兄はよく家の前で、バレーボールで遊んでくれた。
両親から私の子守を頼まれていたのかも知れないが。
ブラスバンド部からバレーボール部へ
私は小学生の時から音楽が大好きだったので、迷わず中学ではブラスバンド部に入部して、サクソフォンの練習に余念がなかった 。
秋の体育祭の時にはワーグナーの行進曲の「双頭の鷲の旗の下に」など2〜3曲を演奏を出来るまでに成っていた。
されど、
体育祭の後、私の身長が人より高いっていうこともあって、体育の先生からバレーボールに誘って頂いて、あっさりとバレーボール部に転部してしまった。
ただなんとなくさしたる理由もなく。
でもこのわけもなくただなんとなくの感覚を大事にして良かった!
体育系の部活に入部して、まず良かったことは、様々なきついトレーニングの中で、体力と精神力と巧緻性。つまり目的に向かって一生懸命悩んでみんなと協力して、みんなで工夫する力が身に着いたこと だった。
高校バレー部での学び
私の入学した高校のバレー部では部員一丸となって練習したり、たまに OB の先輩が来てしごいてもらったり 、みんなで遠くまで走ったり、グランドにあるコート整備をしたり 、強くなるために意見を戦わせたり、上級生みんなで練習試合を計画したりすることもあった。

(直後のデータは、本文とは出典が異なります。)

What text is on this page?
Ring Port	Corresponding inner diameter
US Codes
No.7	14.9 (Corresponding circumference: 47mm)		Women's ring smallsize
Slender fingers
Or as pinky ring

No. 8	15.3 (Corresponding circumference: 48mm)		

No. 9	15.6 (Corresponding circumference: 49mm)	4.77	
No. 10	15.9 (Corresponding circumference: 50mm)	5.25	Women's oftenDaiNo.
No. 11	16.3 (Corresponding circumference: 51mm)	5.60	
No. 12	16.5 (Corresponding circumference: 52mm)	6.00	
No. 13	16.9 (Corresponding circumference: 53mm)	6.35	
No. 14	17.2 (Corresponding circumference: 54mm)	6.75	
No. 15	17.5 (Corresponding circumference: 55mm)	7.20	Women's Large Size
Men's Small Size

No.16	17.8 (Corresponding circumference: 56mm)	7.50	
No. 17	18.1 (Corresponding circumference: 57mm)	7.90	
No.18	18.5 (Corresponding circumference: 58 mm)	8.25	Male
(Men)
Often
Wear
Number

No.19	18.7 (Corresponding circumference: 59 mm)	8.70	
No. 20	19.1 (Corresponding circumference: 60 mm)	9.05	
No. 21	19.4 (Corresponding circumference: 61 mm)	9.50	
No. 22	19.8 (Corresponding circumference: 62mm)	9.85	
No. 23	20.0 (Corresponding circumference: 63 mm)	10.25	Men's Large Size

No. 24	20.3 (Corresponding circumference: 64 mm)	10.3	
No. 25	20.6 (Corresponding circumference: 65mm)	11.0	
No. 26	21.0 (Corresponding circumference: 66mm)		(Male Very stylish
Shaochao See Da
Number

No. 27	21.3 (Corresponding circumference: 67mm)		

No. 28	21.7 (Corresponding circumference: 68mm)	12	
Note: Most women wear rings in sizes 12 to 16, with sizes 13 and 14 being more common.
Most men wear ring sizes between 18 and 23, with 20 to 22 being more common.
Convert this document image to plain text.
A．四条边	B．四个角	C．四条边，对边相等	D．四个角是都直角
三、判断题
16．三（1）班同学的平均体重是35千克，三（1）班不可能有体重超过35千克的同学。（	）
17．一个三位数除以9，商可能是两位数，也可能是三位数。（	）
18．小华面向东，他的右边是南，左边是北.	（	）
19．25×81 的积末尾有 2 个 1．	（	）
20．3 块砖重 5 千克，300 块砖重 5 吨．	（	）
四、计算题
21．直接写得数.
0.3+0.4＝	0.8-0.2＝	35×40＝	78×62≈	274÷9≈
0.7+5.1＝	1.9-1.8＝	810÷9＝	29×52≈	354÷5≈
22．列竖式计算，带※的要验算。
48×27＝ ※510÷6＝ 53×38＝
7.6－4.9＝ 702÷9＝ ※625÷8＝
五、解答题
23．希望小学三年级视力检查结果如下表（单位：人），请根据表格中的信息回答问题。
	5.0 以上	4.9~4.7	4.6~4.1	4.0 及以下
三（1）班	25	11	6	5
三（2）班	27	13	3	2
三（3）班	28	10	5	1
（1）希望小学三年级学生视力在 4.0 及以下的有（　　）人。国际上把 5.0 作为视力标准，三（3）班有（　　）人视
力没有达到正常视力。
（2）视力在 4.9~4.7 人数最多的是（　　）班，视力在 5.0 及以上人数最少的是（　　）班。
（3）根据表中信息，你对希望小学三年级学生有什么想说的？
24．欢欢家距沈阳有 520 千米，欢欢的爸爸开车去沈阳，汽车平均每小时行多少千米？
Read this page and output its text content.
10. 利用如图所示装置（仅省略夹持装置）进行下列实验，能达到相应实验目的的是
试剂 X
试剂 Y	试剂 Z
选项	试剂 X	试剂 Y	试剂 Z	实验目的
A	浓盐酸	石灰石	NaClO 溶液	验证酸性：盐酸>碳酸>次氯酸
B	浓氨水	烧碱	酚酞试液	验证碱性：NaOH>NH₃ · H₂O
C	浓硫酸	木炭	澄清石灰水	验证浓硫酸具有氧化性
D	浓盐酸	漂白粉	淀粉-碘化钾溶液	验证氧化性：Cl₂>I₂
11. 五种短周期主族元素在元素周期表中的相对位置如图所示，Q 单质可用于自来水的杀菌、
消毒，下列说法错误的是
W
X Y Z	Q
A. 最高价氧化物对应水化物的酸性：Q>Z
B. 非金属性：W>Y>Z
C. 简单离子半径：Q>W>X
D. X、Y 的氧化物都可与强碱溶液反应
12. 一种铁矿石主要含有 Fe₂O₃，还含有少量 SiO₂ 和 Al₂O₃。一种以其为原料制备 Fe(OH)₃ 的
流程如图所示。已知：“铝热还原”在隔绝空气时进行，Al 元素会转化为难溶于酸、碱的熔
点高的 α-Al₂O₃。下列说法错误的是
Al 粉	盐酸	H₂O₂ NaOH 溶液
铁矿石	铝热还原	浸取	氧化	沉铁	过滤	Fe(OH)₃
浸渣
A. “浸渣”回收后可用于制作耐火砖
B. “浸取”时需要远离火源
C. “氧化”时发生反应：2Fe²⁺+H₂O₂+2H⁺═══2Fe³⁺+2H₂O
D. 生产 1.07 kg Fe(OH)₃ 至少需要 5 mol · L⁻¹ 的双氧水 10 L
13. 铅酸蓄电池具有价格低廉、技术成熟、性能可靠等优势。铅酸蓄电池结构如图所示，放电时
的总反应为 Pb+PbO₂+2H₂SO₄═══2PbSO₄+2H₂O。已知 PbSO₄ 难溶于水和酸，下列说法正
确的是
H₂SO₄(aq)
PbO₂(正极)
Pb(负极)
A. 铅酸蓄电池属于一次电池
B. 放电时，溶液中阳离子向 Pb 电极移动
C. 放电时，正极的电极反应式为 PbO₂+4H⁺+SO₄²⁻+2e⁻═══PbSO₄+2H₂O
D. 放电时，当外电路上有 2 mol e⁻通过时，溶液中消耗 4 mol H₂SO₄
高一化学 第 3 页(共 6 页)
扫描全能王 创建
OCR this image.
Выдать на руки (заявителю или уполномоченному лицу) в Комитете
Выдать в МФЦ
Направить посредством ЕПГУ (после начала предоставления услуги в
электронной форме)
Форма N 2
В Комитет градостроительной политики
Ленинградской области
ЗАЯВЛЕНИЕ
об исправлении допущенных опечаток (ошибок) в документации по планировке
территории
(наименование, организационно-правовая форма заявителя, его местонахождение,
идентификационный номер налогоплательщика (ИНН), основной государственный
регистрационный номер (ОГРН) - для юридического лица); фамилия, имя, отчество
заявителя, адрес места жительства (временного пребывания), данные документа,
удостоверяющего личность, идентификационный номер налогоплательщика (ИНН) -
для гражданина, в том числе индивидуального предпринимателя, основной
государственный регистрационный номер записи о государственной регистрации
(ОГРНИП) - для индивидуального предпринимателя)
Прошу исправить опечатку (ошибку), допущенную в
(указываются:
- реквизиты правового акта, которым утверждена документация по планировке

純粋な、デリケートな10代後半の時期に 、こんな風に 何事も精一杯、体も心もぶつけ合って 、いろいろな、真剣で純粋で面白い人たちと出会えたことが、今となっては 、最高の財産となった。
選んで来たのは私かもしれないけれど、素敵な選択肢を 与えてくれた兄や家族や友達先輩に感謝したいと思う 。
ところで実家の五右衛門風呂はもうアツアツ!
「もう 、燃やさんでいいよ 、ありがとう !」の母の明るい優しい声が懐かしい。
一気に読んだ赤毛のアン11巻とエミリー3部作
部屋に戻り、赤毛のアンを一気に読み終えて、巻末に紹介されていた次巻の「アンの青春」を読みたくて、明日、本屋さんに行くのが待ち遠しくてワクワクしたこと覚えている 。
それから最後の11巻「アンの想い出の日々」までを読み終えるのに大して時間はかからなかった。更にルーシー・モード・モンゴメリ著、村岡花子訳の本を見つけて 、「可愛いエミリー 」「エミリーはのぼる」 「エミリーの求めるもの 」のエミリー三部作 も含めて一気に読んでしまった
これらの優れた児童文学に幼い頃に接することができて、
私は本当に幸運だったと思う 。
人生の節目節目の曲がり角で、いつもなんとなく、夢と希望を選んでこれたように思う 。